Aux abords de ces frontières reculées s'ouvrant sur un monde demeuré sauvage, une colombe vint se percher. Quelle folie !, pourrait s'esclaffer un observateur sous l'effroi de ce tableau.
La silhouette modelée dans des rayons de lune apparut tel un cygne se posant délicatement à la surface d'un lac où, sous l'onde, grouillaient les plus voraces léviathans. Tout aurait pu, tout aurait dû l'engloutir, la dévorer. Pourtant, l'oiseau déploya son chant et les ombres se ravisèrent puis se turent, peut-être surprises par leur propre propension à s'apaiser sous la caresse d'une escarbille de clarté. Sans orgueil pourtant, l'aigrette au bec mimé par la flûte s'affaira à charmer malgré sa volonté cette tanière de serpents.

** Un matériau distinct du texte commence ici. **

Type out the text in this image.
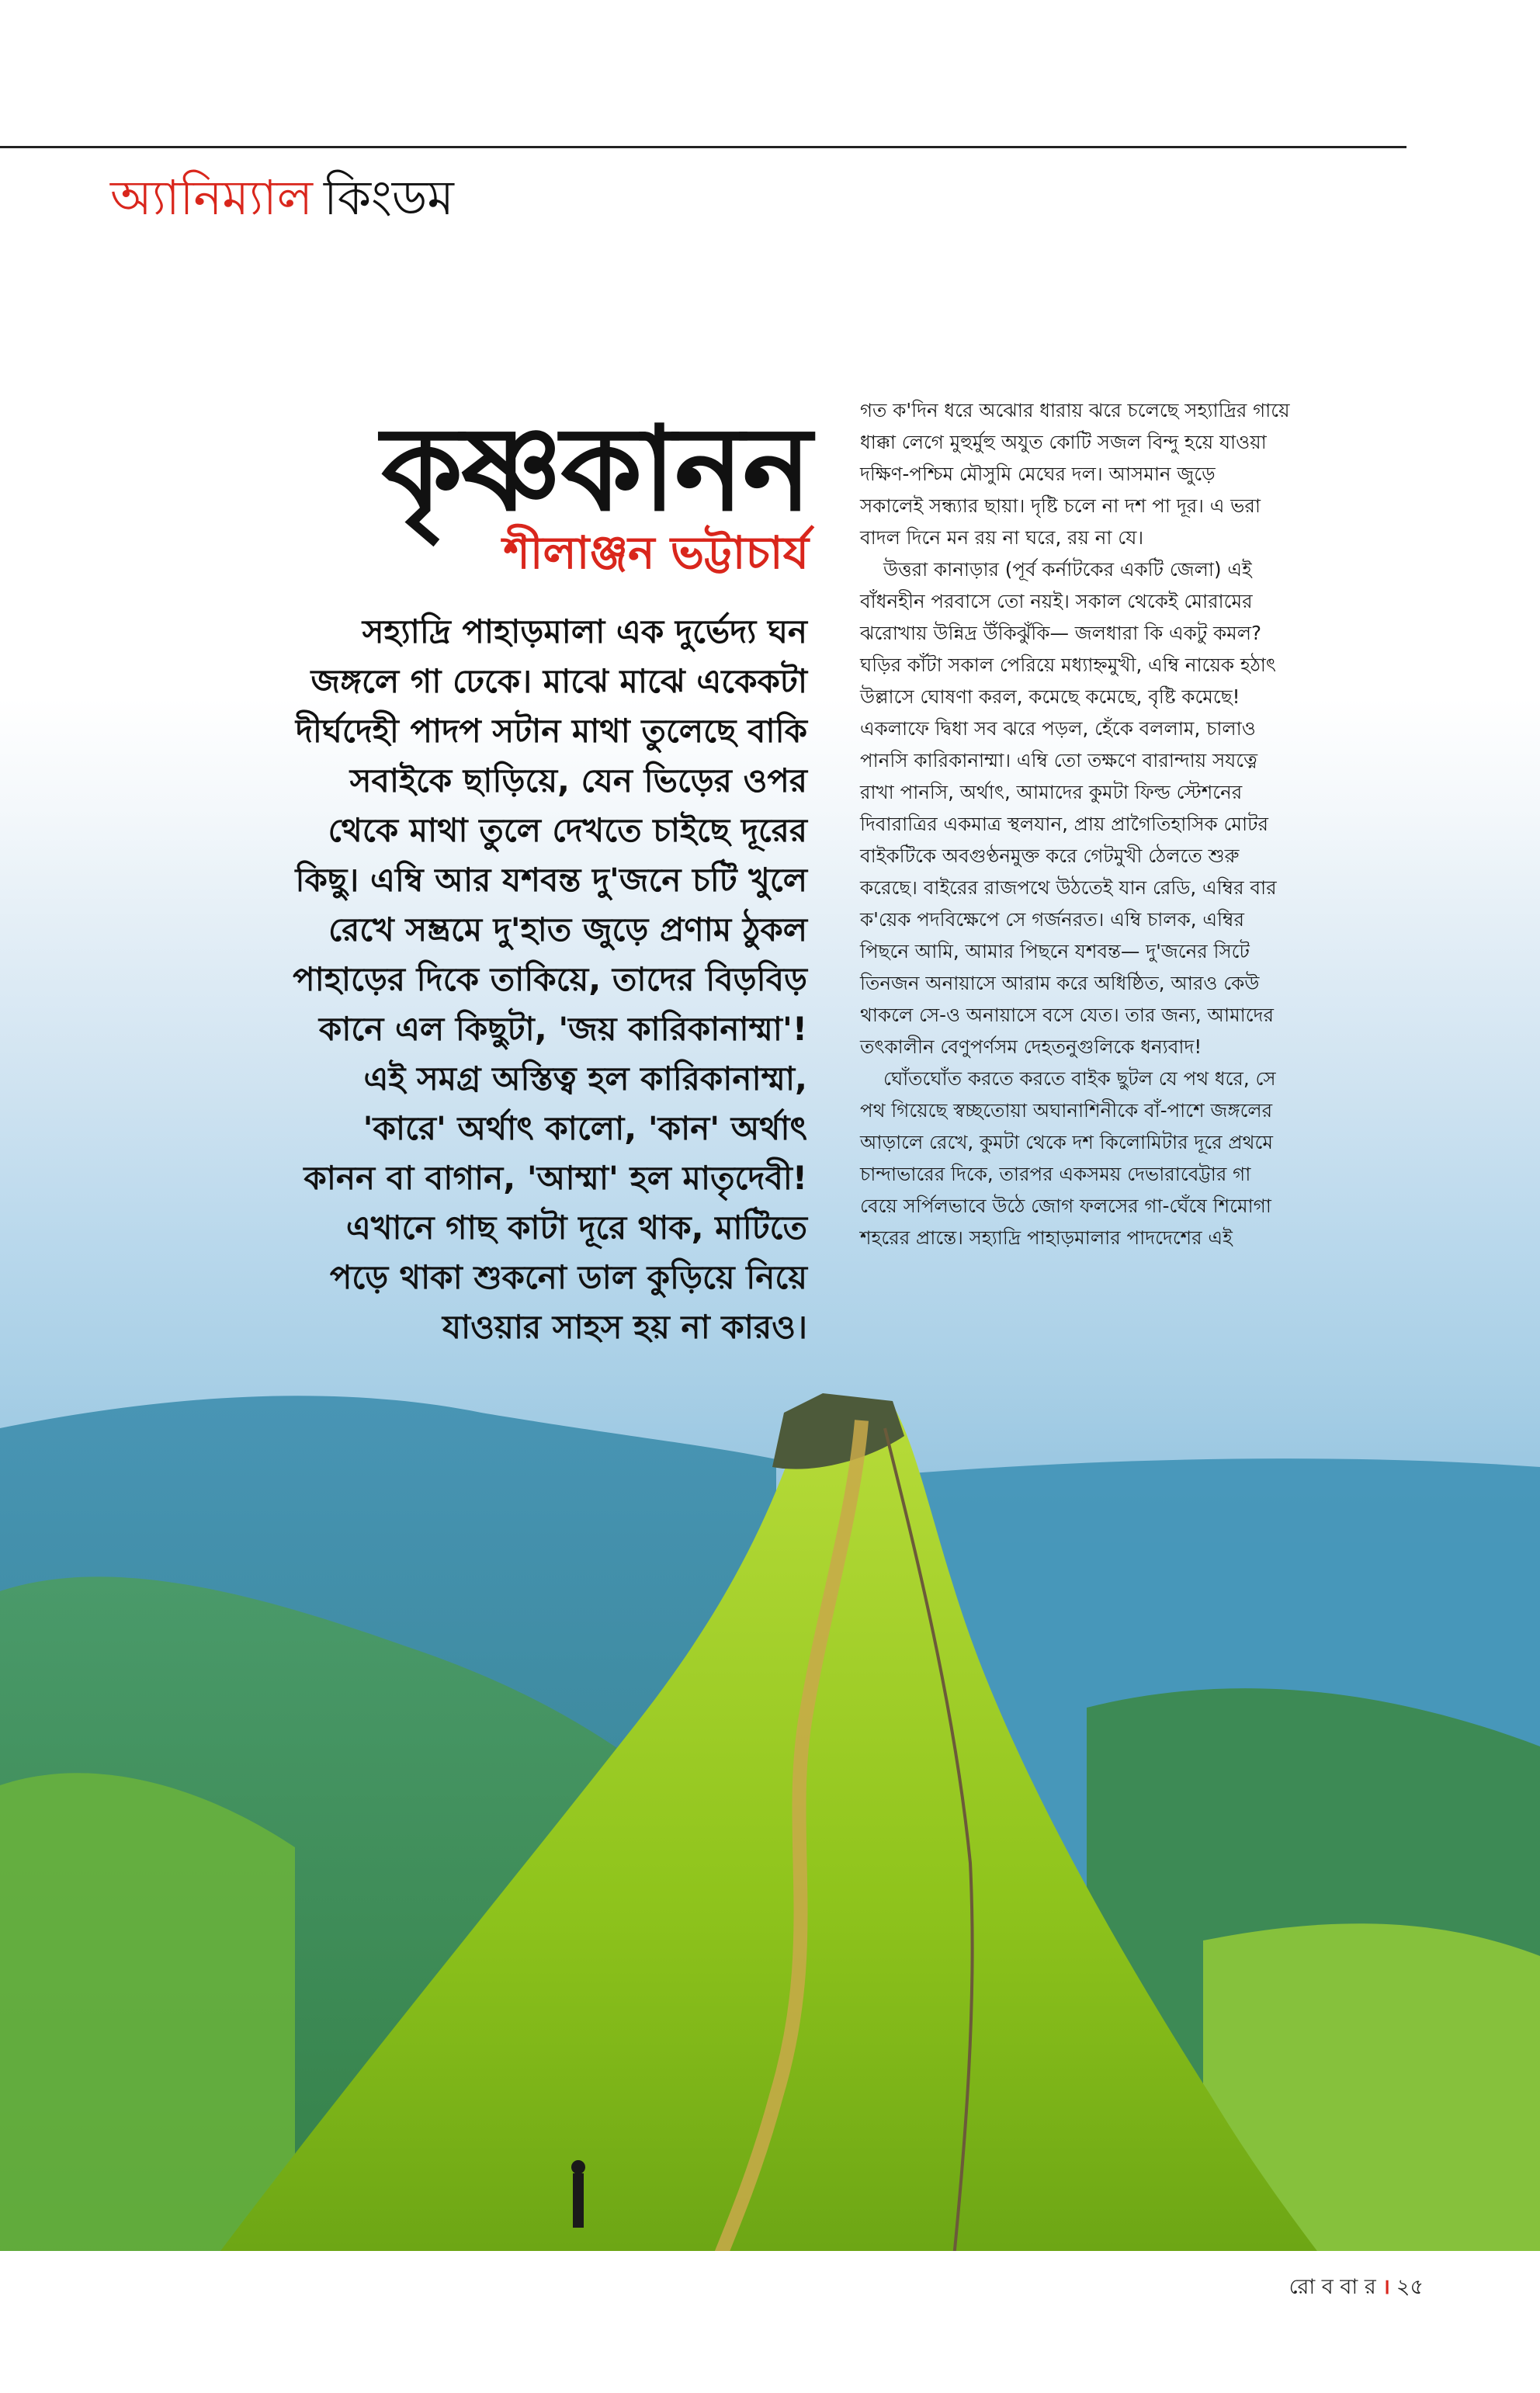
অ্যানিম্যাল কিংডম
কৃষ্ণকানন
শীলাঞ্জন ভট্টাচার্য
সহ্যাদ্রি পাহাড়মালা এক দুর্ভেদ্য ঘন
জঙ্গলে গা ঢেকে। মাঝে মাঝে একেকটা
দীর্ঘদেহী পাদপ সটান মাথা তুলেছে বাকি
সবাইকে ছাড়িয়ে, যেন ভিড়ের ওপর
থেকে মাথা তুলে দেখতে চাইছে দূরের
কিছু। এম্বি আর যশবন্ত দু'জনে চটি খুলে
রেখে সম্ভ্রমে দু'হাত জুড়ে প্রণাম ঠুকল
পাহাড়ের দিকে তাকিয়ে, তাদের বিড়বিড়
কানে এল কিছুটা, 'জয় কারিকানাম্মা'!
এই সমগ্র অস্তিত্ব হল কারিকানাম্মা,
'কারে' অর্থাৎ কালো, 'কান' অর্থাৎ
কানন বা বাগান, 'আম্মা' হল মাতৃদেবী!
এখানে গাছ কাটা দূরে থাক, মাটিতে
পড়ে থাকা শুকনো ডাল কুড়িয়ে নিয়ে
যাওয়ার সাহস হয় না কারও।
গত ক'দিন ধরে অঝোর ধারায় ঝরে চলেছে সহ্যাদ্রির গায়ে
ধাক্কা লেগে মুহুর্মুহু অযুত কোটি সজল বিন্দু হয়ে যাওয়া
দক্ষিণ-পশ্চিম মৌসুমি মেঘের দল। আসমান জুড়ে
সকালেই সন্ধ্যার ছায়া। দৃষ্টি চলে না দশ পা দূর। এ ভরা
বাদল দিনে মন রয় না ঘরে, রয় না যে।
উত্তরা কানাড়ার (পূর্ব কর্নাটকের একটি জেলা) এই
বাঁধনহীন পরবাসে তো নয়ই। সকাল থেকেই মোরামের
ঝরোখায় উন্নিদ্র উঁকিঝুঁকি— জলধারা কি একটু কমল?
ঘড়ির কাঁটা সকাল পেরিয়ে মধ্যাহ্নমুখী, এম্বি নায়েক হঠাৎ
উল্লাসে ঘোষণা করল, কমেছে কমেছে, বৃষ্টি কমেছে!
একলাফে দ্বিধা সব ঝরে পড়ল, হেঁকে বললাম, চালাও
পানসি কারিকানাম্মা। এম্বি তো তক্ষণে বারান্দায় সযত্নে
রাখা পানসি, অর্থাৎ, আমাদের কুমটা ফিল্ড স্টেশনের
দিবারাত্রির একমাত্র স্থলযান, প্রায় প্রাগৈতিহাসিক মোটর
বাইকটিকে অবগুণ্ঠনমুক্ত করে গেটমুখী ঠেলতে শুরু
করেছে। বাইরের রাজপথে উঠতেই যান রেডি, এম্বির বার
ক'য়েক পদবিক্ষেপে সে গর্জনরত। এম্বি চালক, এম্বির
পিছনে আমি, আমার পিছনে যশবন্ত— দু'জনের সিটে
তিনজন অনায়াসে আরাম করে অধিষ্ঠিত, আরও কেউ
থাকলে সে-ও অনায়াসে বসে যেত। তার জন্য, আমাদের
তৎকালীন বেণুপর্ণসম দেহতনুগুলিকে ধন্যবাদ!
ঘোঁতঘোঁত করতে করতে বাইক ছুটল যে পথ ধরে, সে
পথ গিয়েছে স্বচ্ছতোয়া অঘানাশিনীকে বাঁ-পাশে জঙ্গলের
আড়ালে রেখে, কুমটা থেকে দশ কিলোমিটার দূরে প্রথমে
চান্দাভারের দিকে, তারপর একসময় দেভারাবেট্টার গা
বেয়ে সর্পিলভাবে উঠে জোগ ফলসের গা-ঘেঁষে শিমোগা
শহরের প্রান্তে। সহ্যাদ্রি পাহাড়মালার পাদদেশের এই
রো ব বা র । ২৫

Entres les vrombissements caverneux émis par les quelques dragons présents, les notes douces d'une flûte s'élevèrent vers les hauts-plafonds. Dans leur sillage l'on pouvait distinguer des arômes de bleuet et des fragrances de nostalgie. La chaleur des Cavernes Flamboyantes parut frémir sous cette bise de début de printemps, de celles des premiers matins encore frais de Iolakyu. Si la mélopée eût une couleur, elle pût être celle d'un ciel bleu de Vaendark ou de ses torrents glacés. Quelque chose de tendre mais lointain. Quelque chose de fragile, de fugace mais à la puissance inégalée et éternelle. A sa façon, Albiréo étendit ses ailes et s'envola à son tour, et ses courbes se muèrent du héron à la vouivre, n'en déplurent aux yeux qui s'arrêtaient à ce corps tout fait de nacre, d'opale et de plumes.Etait-elle venue chercher de l'élan dans le souffle des siens ? Qui donnait la note à qui ? A cet instant précis, l'Aspirante au Don voilé s'alignait pourtant avec bien plus de maestria que ses congénères déjà liés. Ses soupirs transformés par l'instrument de bois et de vents émettaient des vibrations qui s'en allaient rejoindre celles émises par les dragons pour former une singulière mélodie, inaudible pour qui ne savait écouter. Si la Neishaane ne pouvait pas entendre les pensées de ces créatures majestueuses, hormis celles de Sărzeghnet, il apparut qu'elle fut capable de se jouer d'énergies auxquelles le commun des mortels était sourd et aveugle.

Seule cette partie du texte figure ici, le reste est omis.